Mientra la esperaba volví a entrar con ella en las oscuras tiendas de ropas de baño brasileñas de una calle estrecha de Miraflores. Acepté ser su ojo avizor cuando ella salía detrás de la cortina del probador en un bikini con manchas de piel de leopardo y me preguntaba: ¿Qué tal me queda éste? Volví otra vez a su cuarto, al lado de su cama, cuando ella me dijo: tápate los ojos que me voy a cambiar. Volví a mirar entre la ranura de mis dedos calientes y a imaginar ese beso de despedida que pudimos darnos y nunca nos dimos. Estaba despidiéndome de ella en Lima cuando la vi llegando a Nueva York.

Tenía los mismos rulos desordenados cubriéndole la mitad del rostro, la misma forma soslayada de mirarme, el mismo sentido del humor que despidieron siempre sus ojos rasgados. Me dijo que había pensado quedarse un par de días en Nueva York pero que en el último minuto había comprado una conexión baratísima a Madrid para esa misma noche. Así que le quedaban unas tres horas para vagar conmigo, otra hora para regresar a su avión. Dijo que quería pagarme lo que costara para darse una vuelta en taxi por la ciudad y que yo la acompañara de regreso hasta el aeropuerto.

Había pasado un poco más de media hora, cuando me atreví a darle un beso. Ella me miró a los ojos en la cabina de ese carro color girasol que avanzaba como un buque entre el espeso tráfico y la gente. Me cortó la respiración abriendo la boca y besándome con sus dedos largos y delgados detrás de mi cabeza.

Regresó de Madrid a las dos semanas, para seguir mirándonos a los ojos por unos días antes de volver a Lima. Se quedó una semana más entre mis cubrecamas pasadas de moda. Nos amamos en un hotel de cortesía que le pagaba el trabajo en un viaje relámpago a Boston.
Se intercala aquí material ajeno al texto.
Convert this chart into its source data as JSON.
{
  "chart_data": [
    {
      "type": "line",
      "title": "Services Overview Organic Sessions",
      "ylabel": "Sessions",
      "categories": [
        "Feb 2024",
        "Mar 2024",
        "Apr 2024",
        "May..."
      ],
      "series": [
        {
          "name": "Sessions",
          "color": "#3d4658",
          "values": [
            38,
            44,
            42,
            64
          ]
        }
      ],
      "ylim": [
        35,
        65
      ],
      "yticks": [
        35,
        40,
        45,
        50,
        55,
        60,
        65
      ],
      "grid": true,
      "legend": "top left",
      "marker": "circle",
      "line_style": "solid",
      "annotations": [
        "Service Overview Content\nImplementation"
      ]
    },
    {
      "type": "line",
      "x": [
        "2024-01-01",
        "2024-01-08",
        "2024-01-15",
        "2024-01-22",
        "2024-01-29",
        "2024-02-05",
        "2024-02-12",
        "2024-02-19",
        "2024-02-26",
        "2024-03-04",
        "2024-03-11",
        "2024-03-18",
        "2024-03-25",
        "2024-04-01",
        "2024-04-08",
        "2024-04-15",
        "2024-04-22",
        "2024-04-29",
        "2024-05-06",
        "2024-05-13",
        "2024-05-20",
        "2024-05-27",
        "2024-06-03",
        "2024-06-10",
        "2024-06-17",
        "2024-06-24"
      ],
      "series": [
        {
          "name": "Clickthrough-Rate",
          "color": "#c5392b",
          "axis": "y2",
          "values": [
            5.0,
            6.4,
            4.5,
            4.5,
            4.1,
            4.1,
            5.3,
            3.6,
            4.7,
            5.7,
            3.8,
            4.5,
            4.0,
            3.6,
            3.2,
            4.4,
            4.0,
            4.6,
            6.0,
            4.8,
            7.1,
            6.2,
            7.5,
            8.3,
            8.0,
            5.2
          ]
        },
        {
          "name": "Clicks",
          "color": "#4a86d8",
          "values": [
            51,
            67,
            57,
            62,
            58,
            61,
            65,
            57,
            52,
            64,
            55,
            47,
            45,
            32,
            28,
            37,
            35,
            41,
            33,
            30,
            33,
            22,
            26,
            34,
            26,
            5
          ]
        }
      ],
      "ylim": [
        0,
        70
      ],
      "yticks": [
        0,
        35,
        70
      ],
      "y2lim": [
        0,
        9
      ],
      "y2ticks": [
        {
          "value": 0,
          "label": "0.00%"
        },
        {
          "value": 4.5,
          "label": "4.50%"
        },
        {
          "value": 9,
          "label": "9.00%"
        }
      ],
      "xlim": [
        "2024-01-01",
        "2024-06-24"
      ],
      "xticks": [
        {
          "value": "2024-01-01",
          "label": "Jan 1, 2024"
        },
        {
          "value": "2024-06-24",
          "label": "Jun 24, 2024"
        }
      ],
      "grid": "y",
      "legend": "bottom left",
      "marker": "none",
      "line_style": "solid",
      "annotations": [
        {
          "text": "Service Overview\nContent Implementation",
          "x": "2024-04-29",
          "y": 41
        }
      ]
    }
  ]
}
Se fue despacio pero se fue y nos mandamos cartas de amor de lo más tontas durante algunos meses.

La primera vez en Nueva York me tapé los ojos para mirarla desnudarse. No sé si se acordaría pero no dijo nada. Quitó mis manos, resbaló su rostro contra mi cuerpo y sólo me preguntó si me había bañado esa mañana. Con la respiración entrecortada, fascinado, le respondí que sí.